Compressed algebras: Artin algebras having given socle degrees and maximal length

Abstract:

J. Emsalem and the author showed in [18] that a general polynomial $f$ of degree $j$ in the ring $\mathcal {R} = k[ {{y_1},\ldots ,{y_r}} ]$ has $\left ( {\begin {array}{*{20}{c}} {j + r - 1} \\ {r - 1} \\ \end {array} } \right )$ linearly independent partial derivates of order $i$, for $i = 0,1,\ldots ,t = [ {j/2} ]$. Here we generalize the proof to show that the various partial derivates of $s$ polynomials of specified degrees are as independent as possible, given the room available. Using this result, we construct and describe the varieties $G(E)$ and $Z(E)$ parametrizing the graded and nongraded compressed algebra quotients $A = R/I$ of the power series ring $R = k[[{x_1},\ldots ,{x_r}]]$, having given socle type $E$. These algebras are Artin algebras having maximal length $\dim {_{k}}A$ possible, given the embedding degree $r$ and given the socle-type sequence $E = ({e_1},\ldots ,{e_s})$, where ${e_i}$ is the number of generators of the dual module $\hat A$ of $A$, having degree $i$. The variety $Z(E)$ is locally closed, irreducible, and is a bundle over $G(E)$, fibred by affine spaces ${{\mathbf {A}}^N}$ whose dimension is known.

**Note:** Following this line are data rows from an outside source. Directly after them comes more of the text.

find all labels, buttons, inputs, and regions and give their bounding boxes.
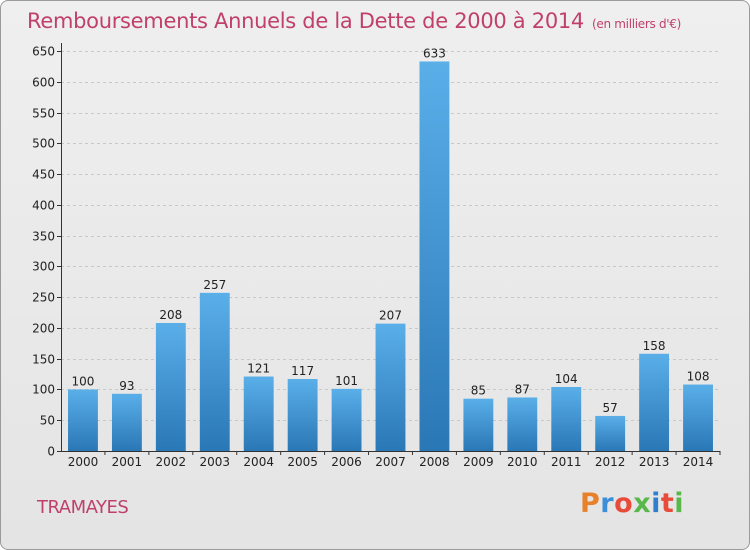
data-label: 101	[335, 374, 358, 388]
x-tick-label: 2003	[199, 455, 230, 469]
y-tick-label: 200	[32, 322, 55, 336]
y-tick-label: 250	[32, 291, 55, 305]
data-label: 121	[247, 362, 270, 376]
title-unit: (en milliers d'€)	[592, 17, 682, 31]
bar-2000	[68, 389, 98, 451]
x-tick-label: 2005	[287, 455, 318, 469]
bar-2007	[375, 323, 406, 451]
x-tick-label: 2007	[375, 455, 406, 469]
bar-2001	[111, 393, 142, 451]
x-tick-label: 2004	[243, 455, 274, 469]
bar-2012	[595, 415, 626, 451]
bar-2004	[243, 376, 274, 451]
x-tick-label: 2002	[156, 455, 187, 469]
y-tick-label: 300	[32, 260, 55, 274]
x-tick-label: 2009	[463, 455, 494, 469]
bar-2002	[155, 323, 186, 451]
y-tick-label: 600	[32, 76, 55, 90]
bar-2005	[287, 379, 318, 451]
data-label: 85	[471, 384, 486, 398]
y-tick-label: 650	[32, 45, 55, 59]
y-tick-label: 400	[32, 199, 55, 213]
data-label: 117	[291, 364, 314, 378]
bar-2014	[683, 384, 713, 451]
data-label: 257	[203, 278, 226, 292]
x-tick-label: 2008	[419, 455, 450, 469]
commune-name: TRAMAYES	[37, 497, 129, 518]
x-tick-label: 2000	[68, 455, 99, 469]
y-tick-label: 350	[32, 230, 55, 244]
x-tick-label: 2012	[595, 455, 626, 469]
bar-2003	[199, 292, 230, 451]
x-tick-label: 2014	[683, 455, 714, 469]
y-tick-label: 0	[47, 445, 55, 459]
bar-2011	[551, 387, 582, 451]
data-label: 57	[603, 401, 618, 415]
y-tick-label: 550	[32, 107, 55, 121]
x-tick-label: 2006	[331, 455, 362, 469]
data-label: 207	[379, 309, 402, 323]
data-label: 93	[119, 379, 134, 393]
y-tick-label: 450	[32, 168, 55, 182]
data-label: 158	[643, 339, 666, 353]
proxiti-logo: Proxiti	[580, 488, 685, 519]
x-tick-label: 2013	[639, 455, 670, 469]
title-text: Remboursements Annuels de la Dette de 20…	[27, 9, 584, 33]
bar-2013	[639, 353, 670, 451]
bar-2009	[463, 398, 494, 451]
data-label: 87	[515, 382, 530, 396]
data-label: 208	[159, 308, 182, 322]
data-label: 104	[555, 372, 578, 386]
y-tick-label: 150	[32, 353, 55, 367]
chart-title: Remboursements Annuels de la Dette de 20…	[27, 9, 681, 33]
data-label: 108	[687, 370, 710, 384]
data-label: 633	[423, 46, 446, 60]
x-tick-label: 2001	[112, 455, 143, 469]
bar-2008	[419, 61, 450, 451]
y-tick-label: 500	[32, 137, 55, 151]
bar-2006	[331, 388, 362, 451]
x-tick-label: 2011	[551, 455, 582, 469]
y-tick-label: 100	[32, 383, 55, 397]
bar-2010	[507, 397, 538, 451]
x-tick-label: 2010	[507, 455, 538, 469]
y-tick-label: 50	[40, 414, 55, 428]
data-label: 100	[72, 374, 95, 388]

We consider the compressed algebras a new class of interesting algebras and a source of examples. Many of them are nonsmoothable—have no deformation to $(k + \cdots + k)$—for dimension reasons. For some choices of the sequence $E,{\text {D}}$. Buchsbaum, ${\text {D}}$. Eisenbud and the author have shown that the graded compressed algebras of socle-type $E$ have almost linear minimal resolutions over $R$, with ranks and degrees determined by $E$. Other examples have given type $e = {\dim _k}\;({\text {socle}}\;A)$ and are defined by an ideal $I$ with certain given numbers of generators in $R = k[[{x_1},\ldots \;,{x_r}]]$. An analogous construction of thin algebras $A = R/({f_1},\ldots ,{f_s})$ of minimal length given the initial degrees of ${f_1},\ldots ,{f_s}$ is compared to the compressed algebras. When $r = 2$, the thin algebras are characterized and parametrized, but in general when $r > 3$, even their length is unknown. Although $k = {\mathbf {C}}$ through most of the paper, the results extend to characteristic $p$.